Many people think most docs have atrocious handwriting. Why? Did they always have this condition?
Do they teach it in medical and dental school? Being a dentist, I think I know the answer.
Firstly doctors do not have bad handwriting, they just choose to write badly. This is not a conscious decision to confuse people, but an unintentional consequence of viewing other things as more important or urgent in the moment. These are the same people who have developed fine motor skills for precise surgical procedures. They CAN move a pen and write well.

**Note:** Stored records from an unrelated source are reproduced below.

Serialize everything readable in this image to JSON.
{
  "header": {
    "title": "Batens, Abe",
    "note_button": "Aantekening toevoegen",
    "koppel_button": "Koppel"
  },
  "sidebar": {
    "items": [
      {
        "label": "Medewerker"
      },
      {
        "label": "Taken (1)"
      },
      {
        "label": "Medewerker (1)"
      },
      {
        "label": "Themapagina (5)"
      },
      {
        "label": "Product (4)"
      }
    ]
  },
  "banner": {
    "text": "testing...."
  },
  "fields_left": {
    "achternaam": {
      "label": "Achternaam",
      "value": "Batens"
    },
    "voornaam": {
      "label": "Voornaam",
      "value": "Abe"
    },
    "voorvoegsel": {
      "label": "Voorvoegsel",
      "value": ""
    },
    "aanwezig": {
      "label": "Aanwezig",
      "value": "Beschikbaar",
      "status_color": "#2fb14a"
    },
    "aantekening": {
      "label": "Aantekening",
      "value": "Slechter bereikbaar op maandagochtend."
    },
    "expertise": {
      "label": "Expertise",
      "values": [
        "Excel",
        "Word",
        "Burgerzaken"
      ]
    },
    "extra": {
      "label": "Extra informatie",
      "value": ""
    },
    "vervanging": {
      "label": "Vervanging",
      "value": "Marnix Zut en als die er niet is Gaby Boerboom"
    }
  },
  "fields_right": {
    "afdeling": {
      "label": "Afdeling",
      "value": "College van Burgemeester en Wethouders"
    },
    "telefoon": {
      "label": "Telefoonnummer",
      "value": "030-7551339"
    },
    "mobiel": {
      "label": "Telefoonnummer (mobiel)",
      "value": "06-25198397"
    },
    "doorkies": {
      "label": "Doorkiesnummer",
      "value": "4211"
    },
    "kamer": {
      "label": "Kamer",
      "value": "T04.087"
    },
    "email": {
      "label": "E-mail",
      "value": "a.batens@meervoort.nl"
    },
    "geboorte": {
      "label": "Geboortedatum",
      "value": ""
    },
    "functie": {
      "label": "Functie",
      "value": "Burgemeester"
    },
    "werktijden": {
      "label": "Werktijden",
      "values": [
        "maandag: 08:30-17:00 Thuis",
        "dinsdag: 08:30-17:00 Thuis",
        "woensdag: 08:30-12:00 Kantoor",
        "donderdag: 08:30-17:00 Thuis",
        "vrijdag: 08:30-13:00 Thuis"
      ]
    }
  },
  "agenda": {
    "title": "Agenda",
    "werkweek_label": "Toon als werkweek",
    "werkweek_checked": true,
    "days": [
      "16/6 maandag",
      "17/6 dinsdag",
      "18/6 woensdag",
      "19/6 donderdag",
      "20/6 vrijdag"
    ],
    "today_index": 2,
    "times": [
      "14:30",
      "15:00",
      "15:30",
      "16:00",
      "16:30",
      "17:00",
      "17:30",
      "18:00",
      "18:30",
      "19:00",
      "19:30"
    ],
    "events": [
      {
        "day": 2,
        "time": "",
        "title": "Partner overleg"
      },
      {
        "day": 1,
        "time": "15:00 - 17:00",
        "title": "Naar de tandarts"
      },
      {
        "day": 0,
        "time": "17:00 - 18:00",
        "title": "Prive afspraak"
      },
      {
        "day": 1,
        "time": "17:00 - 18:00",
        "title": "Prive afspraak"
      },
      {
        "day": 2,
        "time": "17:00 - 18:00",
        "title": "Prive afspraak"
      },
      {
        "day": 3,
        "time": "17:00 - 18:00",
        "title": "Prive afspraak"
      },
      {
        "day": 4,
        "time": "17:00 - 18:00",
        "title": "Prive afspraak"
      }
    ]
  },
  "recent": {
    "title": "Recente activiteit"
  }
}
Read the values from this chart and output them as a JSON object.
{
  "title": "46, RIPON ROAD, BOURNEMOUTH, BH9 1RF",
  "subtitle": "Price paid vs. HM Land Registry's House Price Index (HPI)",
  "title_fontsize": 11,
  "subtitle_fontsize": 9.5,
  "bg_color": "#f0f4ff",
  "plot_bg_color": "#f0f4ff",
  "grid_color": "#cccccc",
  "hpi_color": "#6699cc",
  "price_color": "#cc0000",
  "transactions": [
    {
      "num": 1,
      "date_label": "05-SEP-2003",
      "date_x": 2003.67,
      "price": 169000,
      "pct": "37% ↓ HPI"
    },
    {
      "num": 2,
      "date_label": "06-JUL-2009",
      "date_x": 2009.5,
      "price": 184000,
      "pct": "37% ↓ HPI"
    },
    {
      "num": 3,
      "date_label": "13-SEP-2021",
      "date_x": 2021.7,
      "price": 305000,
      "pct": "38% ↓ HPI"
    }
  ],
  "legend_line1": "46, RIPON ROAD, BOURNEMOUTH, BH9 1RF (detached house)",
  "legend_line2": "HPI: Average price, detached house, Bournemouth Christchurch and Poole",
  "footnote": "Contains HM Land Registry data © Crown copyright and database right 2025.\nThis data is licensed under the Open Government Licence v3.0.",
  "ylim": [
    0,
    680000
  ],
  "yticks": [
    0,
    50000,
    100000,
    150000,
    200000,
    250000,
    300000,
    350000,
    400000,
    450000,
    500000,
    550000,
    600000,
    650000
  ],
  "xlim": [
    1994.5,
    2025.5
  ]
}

Why? From personal experience, I have three writing styles. One is artistic and legible, the second is legible but occasionally a little more messy, and finally I have the doctor chicken scratch. Why do I "choose" to write messily? Like I mentioned above, we may be in a time crunch, usually not rushed, but mentally, writing takes on less importance than other things going on at the time. Even if we are not in a hurry, we immediately place the importance of a legible signature, etc. below that of a patient's time, the patient waiting in the next room and the much more important (to us at the time) of putting all our energy into diagnosis and treatment concerns.
As an aside, in the past there was a certain shorthand used for prescriptions that would mean, say three teaspoons that would be just a squiggle that the pharmacist would understand. These days it is still important the pharmacist and other health care professionals understand orders, prescriptions and notes. Thank goodness for the development of paperless solutions and computers. Oh, and spell check too!